The shebang line in your script should not refer directly to a ruby executable, but to rvm's ruby:

#!/usr/bin/env ruby

This instructs the script to load the environment and run ruby as we would on the command line with rvm loaded.

On many UNIX derived systems, crontabs can have a configuration section before the actual lines that define the jobs to be run. If this is the case, you would then specify:


This will ensure that the cron job will be spawned from bash. Still, your environment is missing, so to instruct bash to load your environment, you will want to add to the configuration section the following:

BASH_ENV=/path/to/environment (typically .bash_profile or .bashrc) 

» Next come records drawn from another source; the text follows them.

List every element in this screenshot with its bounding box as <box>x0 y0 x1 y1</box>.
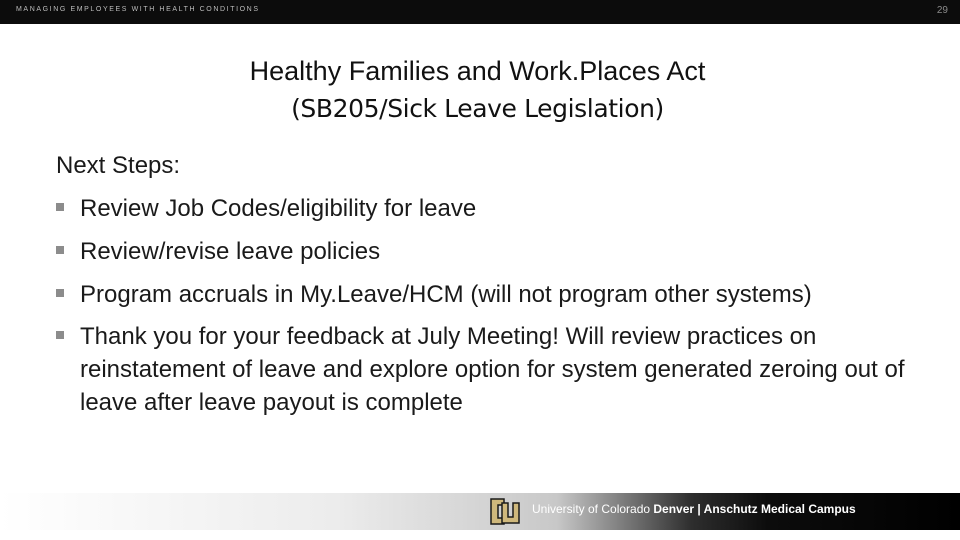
bullet-item <box>56 278 916 311</box>
square-bullet-icon <box>56 203 64 211</box>
bullet-text: Program accruals in My.Leave/HCM (will not program other systems) <box>80 281 812 308</box>
page-number: 29 <box>936 5 948 16</box>
bullet-item <box>56 235 916 269</box>
cu-logo-icon <box>489 497 521 526</box>
top-bar <box>0 0 960 24</box>
footer-campus: Denver | Anschutz Medical Campus <box>653 502 856 516</box>
running-title: MANAGING EMPLOYEES WITH HEALTH CONDITIONS <box>16 6 260 13</box>
next-steps-heading: Next Steps: <box>56 152 181 179</box>
bullet-text: Review/revise leave policies <box>80 238 381 265</box>
slide-title: Healthy Families and Work.Places Act <box>249 56 706 86</box>
footer-university: University of Colorado <box>532 502 654 516</box>
bullet-item <box>56 320 916 419</box>
bullet-item <box>56 192 916 226</box>
square-bullet-icon <box>56 331 64 339</box>
footer-strip <box>0 530 960 540</box>
footer-university-name <box>532 502 856 516</box>
slide-subtitle: (SB205/Sick Leave Legislation) <box>291 94 664 123</box>
bullet-list <box>56 192 916 428</box>
bullet-text: Thank you for your feedback at July Meeting! Will review practices on reinstatement of leave and explore option for system generated zeroing out of leave after leave payout is complete <box>80 323 905 416</box>
bullet-text: Review Job Codes/eligibility for leave <box>80 195 477 222</box>
square-bullet-icon <box>56 246 64 254</box>
square-bullet-icon <box>56 289 64 297</box>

HOME is automatically derived from the /etc/passwd line of the crontab owner, but you can override it.


After this, a cron job might look like this:

15 14 1 * *     $HOME/rvm_script.rb

What if your crontab doesn't support the configuration section? Well, you will have to give all the environment directives in one line, with the job itself. For example,

15 14 1 * * export BASH_ENV=/path/to/environment && /full/path/to/bash -c '/full/path/to/rvm_script.rb'

Full blog post on the subject

  • Daniel - You might want to amend this excellent answer to make it more of a reference by noting where exactly the rvm stuff is brought in via the BASH_ENV setting. In my case it was from /etc/profile.d/rvm.sh (CentOS 5). Chris Sep 25, 2012 at 18:13

Crontab files generally only allow two types of things (plus comments and blank lines if you want to be pedantic):

  1. Environment variable setting.
  2. Command specifications.

And some crontabs don't even support setting environment variables (although I doubt you'll come across such a thing practice).

If you need to do more than set some environment variables then you're going to need to put your source "/usr/local/rvm/scripts/rvm" either in the cron specs as you have in your question or you'll need to wrap your cron jobs in a cron runner something like this:

source "/usr/local/rvm/scripts/rvm"
exec $1

And then in the crontab:

1 2 * * * /path/rvm_cron_runner /do/some/cron/job/1

Six of one, half a dozen of the other.

  • thanks! i suspected (worried) that this would be the answer, but i'm glad to have some confirmation that i'm not just missing something in the docs.
    – Ben Lee
    Apr 15, 2011 at 18:17
  • My version of sh (bourne shell) doesn't know what 'source' is. I needed to change the shebang to #!/bin/bash.
    – labyrinth
    Oct 25, 2019 at 19:30
  • @labyrinth AFAIK . "/usr/local/rvm/scripts/rvm" should work in a strict /bin/sh. Oct 25, 2019 at 22:57

If your cronjob is a straight ruby file, the docs say you can just use the built-in wrapper which will load up the correct ruby version and gemset:

1 0  * * * /usr/local/rvm/bin/ruby-1.9.2-p290@projectX /path/to/script.rb

You would still need to add this call to each line however.